Sure, hydraulic fracturing has some risks if not done correctly, but the nation’s producers are proving that natural gas extraction and delivery can be done safely and with minimal ecological impact.
Yet opponents to the pipeline project are claiming the Atlantic Coast Pipeline, and other proposed pipelines to take West Virginia gas to market, won’t help West Virginia.
Some of West Virginia’s most beloved manufacturers create their goods in-state and ship them to markets out of state and across the globe.
West Virginians speak proudly of companies like Marble King, the Paden City manufacturer that makes and ships toy and industrial marbles to markets across the world, earning the company the Governor’s Award for Excellence in Exporting in 2000.
State citizens boast with pride when we gather at out-of-state family and friends residences and they pull out Fiesta dinnerware, manufactured by the Homer Laughlin China Co. in Newell.
These products, made in West Virginia to be used by anyone willing to pay for them, bring much-needed jobs and revenue to the state of West Virginia.
And natural gas pipeline companies exporting natural gas from West Virginia to other states will do the same for the state, if not at a much grander scale.

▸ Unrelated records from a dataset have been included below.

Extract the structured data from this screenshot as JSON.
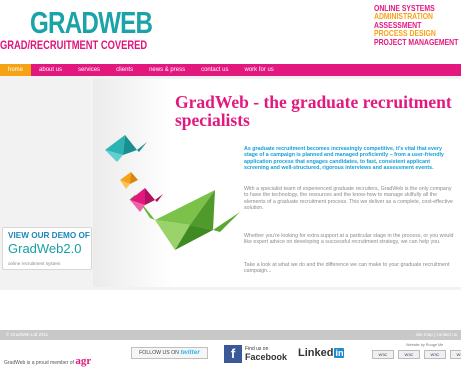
{
  "header": {
    "logo_main": "GRADWEB",
    "logo_sub": "GRAD/RECRUITMENT COVERED",
    "services": [
      {
        "label": "ONLINE SYSTEMS",
        "color": "#e2187f"
      },
      {
        "label": "ADMINISTRATION",
        "color": "#f5a315"
      },
      {
        "label": "ASSESSMENT",
        "color": "#e2187f"
      },
      {
        "label": "PROCESS DESIGN",
        "color": "#f5a315"
      },
      {
        "label": "PROJECT MANAGEMENT",
        "color": "#e2187f"
      }
    ]
  },
  "nav": {
    "items": [
      "home",
      "about us",
      "services",
      "clients",
      "news & press",
      "contact us",
      "work for us"
    ]
  },
  "main": {
    "title": "GradWeb - the graduate recruitment specialists",
    "intro": "As graduate recruitment becomes increasingly competitive, it's vital that every stage of a campaign is planned and managed proficiently – from a user-friendly application process that engages candidates, to fast, consistent applicant screening and well-structured, rigorous interviews and assessment events.",
    "para1": "With a specialist team of experienced graduate recruiters, GradWeb is the only company to have the technology, the resources and the know-how to manage skilfully all the elements of a graduate recruitment process. This we deliver as a complete, cost-effective solution.",
    "para2": "Whether you're looking for extra support at a particular stage in the process, or you would like expert advice on developing a successful recruitment strategy, we can help you.",
    "para3": "Take a look at what we do and the difference we can make to your graduate recruitment campaign..."
  },
  "demo": {
    "line1": "VIEW OUR DEMO OF",
    "line2": "GradWeb2.0",
    "line3": "online recruitment system"
  },
  "footer": {
    "copyright": "© GradWeb Ltd 2011",
    "links": "site map | contact us",
    "member_text": "GradWeb is a proud member of",
    "member_logo": "agr",
    "twitter_prefix": "FOLLOW US ON",
    "twitter_brand": "twitter",
    "facebook_small": "Find us on",
    "facebook_big": "Facebook",
    "linkedin": "Linked",
    "linkedin_in": "in",
    "credit": "Website by Rouge Me",
    "badges": [
      "W3C",
      "W3C",
      "W3C",
      "W3C"
    ]
  },
  "colors": {
    "pink": "#e2187f",
    "orange": "#f5a315",
    "teal": "#1aa3a8",
    "blue": "#14a0d8"
  }
}
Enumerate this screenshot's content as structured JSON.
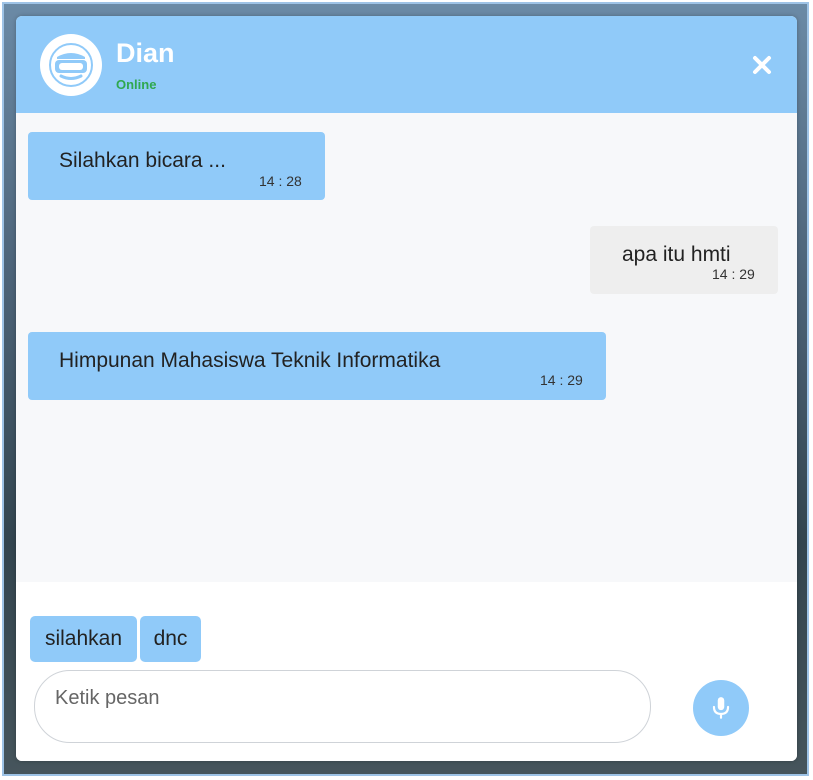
{
  "header": {
    "contact_name": "Dian",
    "status": "Online",
    "avatar_icon": "vr-headset-icon",
    "close_icon": "close-icon"
  },
  "messages": [
    {
      "direction": "incoming",
      "text": "Silahkan bicara ...",
      "time": "14 : 28"
    },
    {
      "direction": "outgoing",
      "text": "apa itu hmti",
      "time": "14 : 29"
    },
    {
      "direction": "incoming",
      "text": "Himpunan Mahasiswa Teknik Informatika",
      "time": "14 : 29"
    }
  ],
  "quick_replies": [
    {
      "label": "silahkan"
    },
    {
      "label": "dnc"
    }
  ],
  "input": {
    "placeholder": "Ketik pesan",
    "value": ""
  },
  "mic_icon": "microphone-icon",
  "colors": {
    "accent": "#90caf9",
    "online": "#2fa84f",
    "outgoing_bubble": "#eeeeee",
    "message_area": "#f7f8fa"
  }
}
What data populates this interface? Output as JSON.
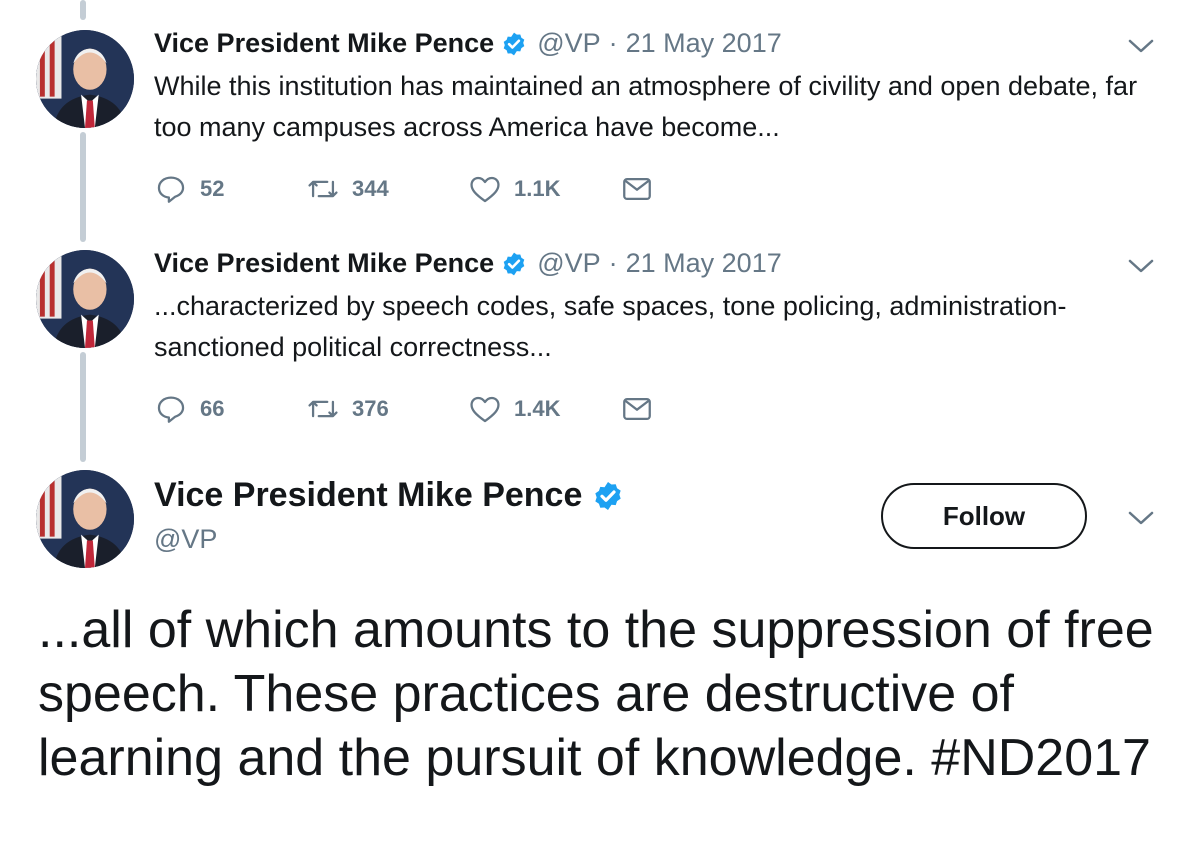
{
  "tweets": [
    {
      "name": "Vice President Mike Pence",
      "handle": "@VP",
      "separator": "·",
      "date": "21 May 2017",
      "text": "While this institution has maintained an atmosphere of civility and open debate, far too many campuses across America have become...",
      "replies": "52",
      "retweets": "344",
      "likes": "1.1K"
    },
    {
      "name": "Vice President Mike Pence",
      "handle": "@VP",
      "separator": "·",
      "date": "21 May 2017",
      "text": "...characterized by speech codes, safe spaces, tone policing, administration-sanctioned political correctness...",
      "replies": "66",
      "retweets": "376",
      "likes": "1.4K"
    }
  ],
  "main_tweet": {
    "name": "Vice President Mike Pence",
    "handle": "@VP",
    "follow_label": "Follow",
    "text": "...all of which amounts to the suppression of free speech. These practices are destructive of learning and the pursuit of knowledge. #ND2017"
  },
  "colors": {
    "verified": "#1da1f2",
    "secondary_text": "#657786",
    "primary_text": "#14171a",
    "thread_line": "#c4cdd5"
  },
  "icons": [
    "reply-icon",
    "retweet-icon",
    "like-icon",
    "direct-message-icon",
    "verified-badge-icon",
    "chevron-down-icon"
  ]
}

West Virginians would never support blocking trucks and railroad cars from taking Marble King and Fiestaware products out of state. That would shut down production and cause loss of West Virginia jobs and revenue — not to mention be a violation of the U.S. Constitution’s Interstate Commerce Clause.
The reason pipelines are needed to ship West Virginia natural gas out of state is because there are not enough manufacturers like Marble King and Homer Laughlin China — who incidentally consume huge amounts of natural gas — within the state.
West Virginia has plenty of gas to share. Sharing it with markets in other states and countries will bring jobs, revenue and lower energy prices — as it encourages even more gas to be produced in West Virginia — benefiting all residents of West Virginia as well as in the markets receiving the gas.